Beitrag von KONNAITN »

Mindflare hat geschrieben:
KONNAITN hat geschrieben: Aber die Nützlichkeit eines Handbuchs hat wohl einfach nur etwas was mit dem Genre zu tun. Für ein durchschnittliches Action-Spiel am PC braucht man ja genauso wenig ein Handbuch wie für die X-Box.

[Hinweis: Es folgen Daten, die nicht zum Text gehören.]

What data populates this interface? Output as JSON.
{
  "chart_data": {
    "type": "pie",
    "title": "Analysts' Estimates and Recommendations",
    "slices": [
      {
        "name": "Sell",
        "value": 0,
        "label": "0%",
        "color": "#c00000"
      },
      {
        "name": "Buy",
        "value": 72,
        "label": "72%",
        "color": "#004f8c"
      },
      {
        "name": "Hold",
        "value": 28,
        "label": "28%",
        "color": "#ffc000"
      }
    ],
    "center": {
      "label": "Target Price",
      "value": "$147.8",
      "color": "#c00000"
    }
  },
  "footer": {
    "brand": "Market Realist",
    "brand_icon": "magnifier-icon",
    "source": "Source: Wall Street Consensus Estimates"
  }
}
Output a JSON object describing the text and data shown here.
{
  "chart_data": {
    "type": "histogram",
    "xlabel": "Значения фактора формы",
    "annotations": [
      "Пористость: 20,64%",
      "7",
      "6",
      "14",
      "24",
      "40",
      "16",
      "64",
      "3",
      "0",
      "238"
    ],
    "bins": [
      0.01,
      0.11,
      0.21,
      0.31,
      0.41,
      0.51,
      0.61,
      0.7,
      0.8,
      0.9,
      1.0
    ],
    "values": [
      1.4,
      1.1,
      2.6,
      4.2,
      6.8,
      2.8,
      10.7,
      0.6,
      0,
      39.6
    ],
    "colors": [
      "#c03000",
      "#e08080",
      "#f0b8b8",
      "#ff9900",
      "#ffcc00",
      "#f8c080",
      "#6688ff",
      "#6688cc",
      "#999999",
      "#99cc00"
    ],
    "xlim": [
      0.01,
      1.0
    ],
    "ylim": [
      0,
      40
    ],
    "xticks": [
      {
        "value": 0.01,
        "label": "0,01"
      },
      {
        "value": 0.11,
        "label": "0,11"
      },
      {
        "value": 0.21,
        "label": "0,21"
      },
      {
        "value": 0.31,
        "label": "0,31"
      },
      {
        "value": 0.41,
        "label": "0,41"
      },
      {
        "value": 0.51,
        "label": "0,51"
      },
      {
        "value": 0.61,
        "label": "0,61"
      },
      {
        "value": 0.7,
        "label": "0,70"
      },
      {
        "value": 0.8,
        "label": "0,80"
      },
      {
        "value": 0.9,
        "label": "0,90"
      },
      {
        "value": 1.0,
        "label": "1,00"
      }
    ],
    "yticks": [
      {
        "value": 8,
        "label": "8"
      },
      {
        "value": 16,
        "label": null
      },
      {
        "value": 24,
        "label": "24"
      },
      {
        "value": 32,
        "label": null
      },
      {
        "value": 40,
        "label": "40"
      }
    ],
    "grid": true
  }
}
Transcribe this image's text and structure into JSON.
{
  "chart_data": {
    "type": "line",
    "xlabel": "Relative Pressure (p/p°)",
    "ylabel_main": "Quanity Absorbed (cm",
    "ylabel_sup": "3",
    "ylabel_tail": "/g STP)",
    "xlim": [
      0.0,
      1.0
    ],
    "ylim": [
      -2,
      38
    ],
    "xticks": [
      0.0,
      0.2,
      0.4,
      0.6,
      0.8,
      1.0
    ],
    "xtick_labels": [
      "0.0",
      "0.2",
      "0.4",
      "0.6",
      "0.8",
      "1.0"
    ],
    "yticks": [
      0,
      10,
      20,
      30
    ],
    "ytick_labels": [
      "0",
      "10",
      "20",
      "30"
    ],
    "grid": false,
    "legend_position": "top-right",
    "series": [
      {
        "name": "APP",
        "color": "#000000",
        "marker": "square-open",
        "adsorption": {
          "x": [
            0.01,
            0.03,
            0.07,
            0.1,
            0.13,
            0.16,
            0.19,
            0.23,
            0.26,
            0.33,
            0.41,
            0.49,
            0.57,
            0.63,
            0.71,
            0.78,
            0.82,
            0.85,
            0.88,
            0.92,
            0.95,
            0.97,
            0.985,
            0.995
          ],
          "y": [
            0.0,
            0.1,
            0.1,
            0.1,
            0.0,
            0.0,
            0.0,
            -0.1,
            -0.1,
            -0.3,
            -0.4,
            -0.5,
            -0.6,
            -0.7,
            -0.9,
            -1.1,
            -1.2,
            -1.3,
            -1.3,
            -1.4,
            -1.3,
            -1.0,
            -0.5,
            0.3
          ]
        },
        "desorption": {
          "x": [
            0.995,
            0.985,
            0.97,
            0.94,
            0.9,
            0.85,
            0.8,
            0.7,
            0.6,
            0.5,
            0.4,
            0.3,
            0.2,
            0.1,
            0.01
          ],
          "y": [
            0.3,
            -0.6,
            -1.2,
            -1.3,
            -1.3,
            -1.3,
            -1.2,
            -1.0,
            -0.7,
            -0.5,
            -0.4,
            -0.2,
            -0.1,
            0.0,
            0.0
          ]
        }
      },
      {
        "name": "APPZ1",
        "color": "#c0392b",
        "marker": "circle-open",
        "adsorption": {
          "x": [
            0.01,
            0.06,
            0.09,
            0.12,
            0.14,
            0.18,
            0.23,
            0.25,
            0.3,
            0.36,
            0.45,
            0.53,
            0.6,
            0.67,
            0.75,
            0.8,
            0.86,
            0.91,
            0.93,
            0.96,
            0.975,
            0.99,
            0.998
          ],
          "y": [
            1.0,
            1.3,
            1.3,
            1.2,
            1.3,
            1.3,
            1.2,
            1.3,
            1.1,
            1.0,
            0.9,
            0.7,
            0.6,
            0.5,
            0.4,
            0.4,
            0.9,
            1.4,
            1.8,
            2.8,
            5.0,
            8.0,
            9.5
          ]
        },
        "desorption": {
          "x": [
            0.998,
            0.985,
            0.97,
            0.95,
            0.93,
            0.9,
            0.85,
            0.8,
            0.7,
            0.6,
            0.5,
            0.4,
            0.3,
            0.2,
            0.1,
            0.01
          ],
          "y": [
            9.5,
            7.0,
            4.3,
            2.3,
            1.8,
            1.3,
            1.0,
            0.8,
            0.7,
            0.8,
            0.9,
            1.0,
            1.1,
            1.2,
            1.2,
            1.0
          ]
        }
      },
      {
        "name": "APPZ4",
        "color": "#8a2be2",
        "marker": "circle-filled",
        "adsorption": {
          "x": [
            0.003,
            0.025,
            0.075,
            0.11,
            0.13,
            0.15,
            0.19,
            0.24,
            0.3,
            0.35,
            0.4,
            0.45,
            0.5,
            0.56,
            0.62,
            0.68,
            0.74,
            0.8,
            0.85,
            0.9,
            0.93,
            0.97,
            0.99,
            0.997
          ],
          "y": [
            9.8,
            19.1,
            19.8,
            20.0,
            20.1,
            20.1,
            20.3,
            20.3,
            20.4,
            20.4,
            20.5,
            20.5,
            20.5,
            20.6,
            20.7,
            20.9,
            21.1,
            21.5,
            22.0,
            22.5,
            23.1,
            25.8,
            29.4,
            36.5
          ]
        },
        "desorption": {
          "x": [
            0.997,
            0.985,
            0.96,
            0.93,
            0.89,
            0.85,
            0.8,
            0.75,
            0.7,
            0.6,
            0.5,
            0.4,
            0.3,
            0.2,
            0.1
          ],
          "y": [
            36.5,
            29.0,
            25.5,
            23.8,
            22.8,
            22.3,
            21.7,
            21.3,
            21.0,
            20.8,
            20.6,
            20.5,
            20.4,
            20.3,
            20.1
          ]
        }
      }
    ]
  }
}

Zumindest war das früher so. Heute hängt es hauptsächlich davon ab, was die entwickler noch an Übersichten "freiwillig" in das Spiel implementieren. Womit wir wieder bei der geliebten Civilopedia wären. Die ist einfach so genial aufbereitet, dass ich bei Teil 4 so gut wie garnicht ins Handbuch geschazut habe.

Fehlt soetwas im Game, wird ein Handbuch natürlich ab einem gewissen Komplexitätsgrad zu Pflicht.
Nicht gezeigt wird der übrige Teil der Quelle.